Increased complexity combined with the decline in tribal knowledge requires that OEMs think differently about how they gauge their customer relationships. And with the shifting workforce demographic and likely future job tenures, this is going to continue to get more challenging.
Using AI to scale knowledge beyond ‘tribal’
Artificial Intelligence presents an opportunity for OEMs to gain a better and much more efficient understanding of a customer relationship. The strength of each individual customer relationship can be determined by applying purpose-built AI models to an OEM’s installed base and all of their customer transactions. By analyzing similar customers’ transactions across the entire installed base, we can recognize patterns of behavior that indicate if a customer is increasing, decreasing or maintaining their business levels with the OEM.
This sounds simple in theory, but very hard to do at scale. While this could be calculated manually, the complexity of thousands of customers with thousands or even millions of pieces of equipment and millions or hundreds of millions of parts and service transactions make that a massive effort. And of course, this effort would need to be refreshed constantly as new transactions occur. For most situations, manual analysis is not viable because of cost-effectiveness, time-intensiveness or lack of data-science resources.

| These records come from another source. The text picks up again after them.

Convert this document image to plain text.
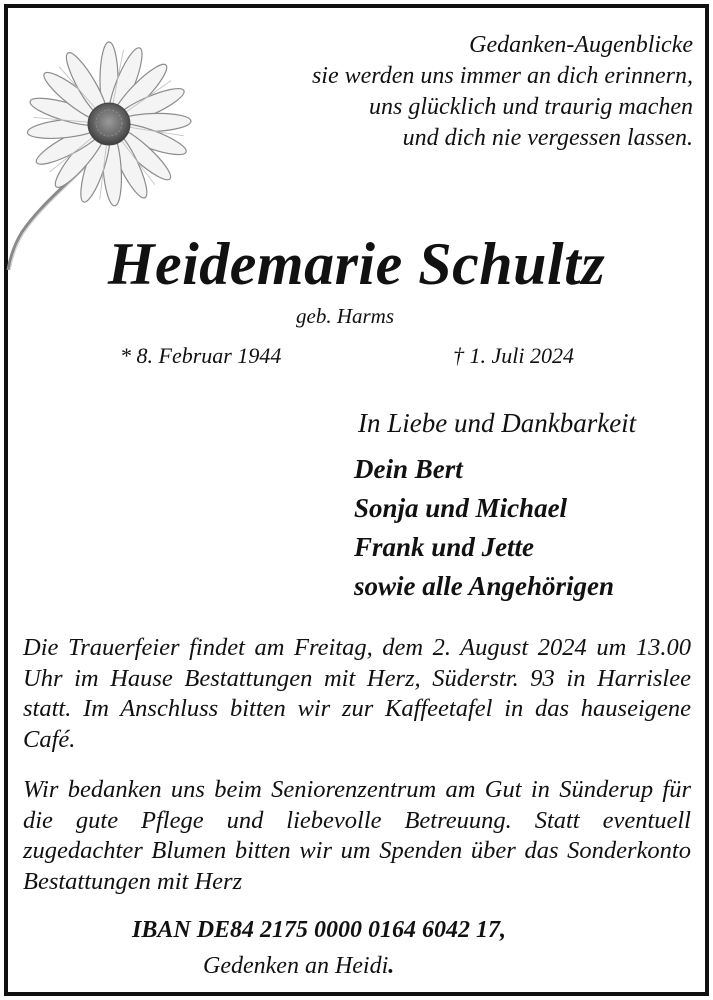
Gedanken-Augenblicke
sie werden uns immer an dich erinnern,
uns glücklich und traurig machen
und dich nie vergessen lassen.
Heidemarie Schultz
geb. Harms
* 8. Februar 1944	† 1. Juli 2024
In Liebe und Dankbarkeit
Dein Bert
Sonja und Michael
Frank und Jette
sowie alle Angehörigen
Die Trauerfeier findet am Freitag, dem 2. August 2024 um 13.00 Uhr im Hause Bestattungen mit Herz, Süderstr. 93 in Harrislee statt. Im Anschluss bitten wir zur Kaffeetafel in das hauseigene Café.
Wir bedanken uns beim Seniorenzentrum am Gut in Sünderup für die gute Pflege und liebevolle Betreuung. Statt eventuell zugedachter Blumen bitten wir um Spenden über das Sonderkonto Bestattungen mit Herz
IBAN DE84 2175 0000 0164 6042 17,
Gedenken an Heidi.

Purpose-built Customer Loyalty Manager
Entytle has built an AI Customer Loyalty Manager which uses a purpose-built AI model to segment customers based on their loyalty – i.e., Needs-Attention, Below-Average, Average, Above-Average, and Healthy. It has been successfully used by multiple customers across a range of industries. “Needs-Attention” customers can be easily identified and then prioritized for extra engagement to recover or strengthen those relationships. Pricing can be more nuanced and discounting only be used when it is going to be helpful in growing the business. “Healthy” customers can be focused on looking for expansion and/or cross-sell opportunities.
A large machine tool OEM used Entytle’s Customer Loyalty Manager to identify which customers were at-risk before they completely drifted away. They were able to look at those “Needs Attention” customers, prioritize those based on size and potential, and then develop engagement plans to get the relationship back on track. This resulted in multiple situations of being able to uncover the underlying drivers beyond that declining relationship – e.g., service level, quality, etc – and then take action to address them.
In another example, a food processing OEM used Entytle’s Customer Loyalty Manager to help drive their overall customer engagement plan. They had each territory manager look at their set of customers, and use the loyalty scores to define an overall territory engagement plan. This plan addressed how they would allocate their time towards thoughtful ‘saving’ their “Needs Attention” customers that had potential, as well as expanding their relationship with healthier customers. This led to better territory planning, as well as more robust discussions between territory owners and their leadership as to where and why resources should be allocated.
Customer loyalty is very well suited to be easily explained and understood – as well, the barrier to acceptance is much lower, as the AI is simply flagging situations for investigation, as opposed to trying to predict a future event and then take prescription action before its actual occurrence. This has led to Entytle’s Customer Loyalty Manager being a great starting point for commercial organizations to begin leveraging advanced analytics, without a massive change management effort to start seeing results.